Good. He turned quickly and too far. This time he just charged forward, roaring like a bull. I sidestepped and tripped him.
How does the narrator know Hal is angrier? Maybe by some facial expression or some articulation, but the narrator hasn't mentioned those things. How does the narrator know Hal's head was pounding. ?
A head-hop in third POV;
Susie ran her finger through her tight curls, trying to smooth out the knots from her bright red hair. Her green eyes sparkled in the sunshine.
Susie might think about her 'tight curls' because her actions are to remove the knots from her hair, but a normal person does not think about the fact their hair is bright red, not unless they have just changed the colour of their hair. Nor does a person normally think about the fact their eyes are green. There has to be a reason for the narrator to think about the colour of their hair, eyes, skin, etc. And the last point; there is no way Susie knows that her eyes are sparkling unless she is looking into a mirror or has some exotic disease that causes them to sparkle.
Another head-hop in third POV;
Jonathan Smyth looked at the phone.

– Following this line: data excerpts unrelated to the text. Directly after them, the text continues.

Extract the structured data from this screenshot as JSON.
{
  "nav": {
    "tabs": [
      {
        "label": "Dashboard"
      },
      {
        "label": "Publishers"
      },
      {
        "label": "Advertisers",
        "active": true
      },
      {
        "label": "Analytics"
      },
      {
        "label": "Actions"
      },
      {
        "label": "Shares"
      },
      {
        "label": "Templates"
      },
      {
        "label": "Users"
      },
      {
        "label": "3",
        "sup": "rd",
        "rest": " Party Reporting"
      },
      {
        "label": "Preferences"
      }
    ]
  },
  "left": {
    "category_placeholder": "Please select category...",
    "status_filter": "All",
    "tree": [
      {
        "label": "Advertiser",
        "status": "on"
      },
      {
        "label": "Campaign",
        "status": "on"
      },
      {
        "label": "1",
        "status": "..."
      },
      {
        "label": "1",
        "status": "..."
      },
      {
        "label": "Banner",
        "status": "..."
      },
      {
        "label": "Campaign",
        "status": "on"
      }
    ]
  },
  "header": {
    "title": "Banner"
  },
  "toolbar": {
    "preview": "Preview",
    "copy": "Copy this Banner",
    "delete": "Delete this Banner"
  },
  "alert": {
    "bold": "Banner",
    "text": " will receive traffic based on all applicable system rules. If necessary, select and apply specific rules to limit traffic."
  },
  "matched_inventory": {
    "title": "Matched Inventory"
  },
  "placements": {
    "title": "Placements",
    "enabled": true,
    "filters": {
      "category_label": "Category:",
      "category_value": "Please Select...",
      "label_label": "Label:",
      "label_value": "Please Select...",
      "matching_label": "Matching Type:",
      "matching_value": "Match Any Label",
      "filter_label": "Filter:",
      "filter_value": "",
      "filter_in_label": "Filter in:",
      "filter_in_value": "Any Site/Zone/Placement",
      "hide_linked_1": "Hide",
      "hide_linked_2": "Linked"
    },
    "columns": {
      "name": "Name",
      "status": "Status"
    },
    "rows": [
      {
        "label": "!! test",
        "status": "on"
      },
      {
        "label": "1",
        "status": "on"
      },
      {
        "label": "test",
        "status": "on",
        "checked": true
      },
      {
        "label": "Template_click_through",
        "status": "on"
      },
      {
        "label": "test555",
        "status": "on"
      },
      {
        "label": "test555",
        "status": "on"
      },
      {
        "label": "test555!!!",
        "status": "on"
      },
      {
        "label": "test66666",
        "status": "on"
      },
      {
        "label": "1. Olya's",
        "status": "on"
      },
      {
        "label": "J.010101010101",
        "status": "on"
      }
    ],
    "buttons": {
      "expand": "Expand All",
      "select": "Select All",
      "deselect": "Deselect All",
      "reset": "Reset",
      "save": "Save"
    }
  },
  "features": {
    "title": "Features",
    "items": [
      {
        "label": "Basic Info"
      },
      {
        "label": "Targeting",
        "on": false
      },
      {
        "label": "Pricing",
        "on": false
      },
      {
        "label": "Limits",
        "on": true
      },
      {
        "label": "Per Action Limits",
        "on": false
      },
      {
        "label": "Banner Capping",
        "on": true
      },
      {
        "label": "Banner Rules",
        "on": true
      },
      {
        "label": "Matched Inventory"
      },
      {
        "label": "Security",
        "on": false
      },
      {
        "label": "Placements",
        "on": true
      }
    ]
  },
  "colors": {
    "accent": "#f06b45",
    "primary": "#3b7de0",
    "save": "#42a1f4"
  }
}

He knew he should phone his mother, but some times it was such a chore. She always found some way of criticising him, even when he did something good. Like last time he made the cross country team. All she could go on about was the time training took away from his studies.
He left the phone sitting on the table and walked out the door.
Cynthia was holding her phone, knowing she should call Jonathan for once. She pressed the numbers, but never pressed the send.
Jonathan's jog started slow, but his legs got faster as he let go of the tensions. He smiled. This was why training was so important. He thought better after a run. Maybe one day he should explain that to his mother.
Whilst the little bit about Jonathan's mother is interesting and might be important, it is not knowledge Jonathan has and as such is head-hopping.
There are many more ways these writing techniques can be used or misused. I've covered only a brief personal view. You might have your own view, based on your own experiences and readings. Remember there are no bad techniques when employing the craft of writing, no magic formula, only techniques that enhance your story or detract from it.
And that's the way the POV crumbles.
The worst enemy to creativity is self-doubt.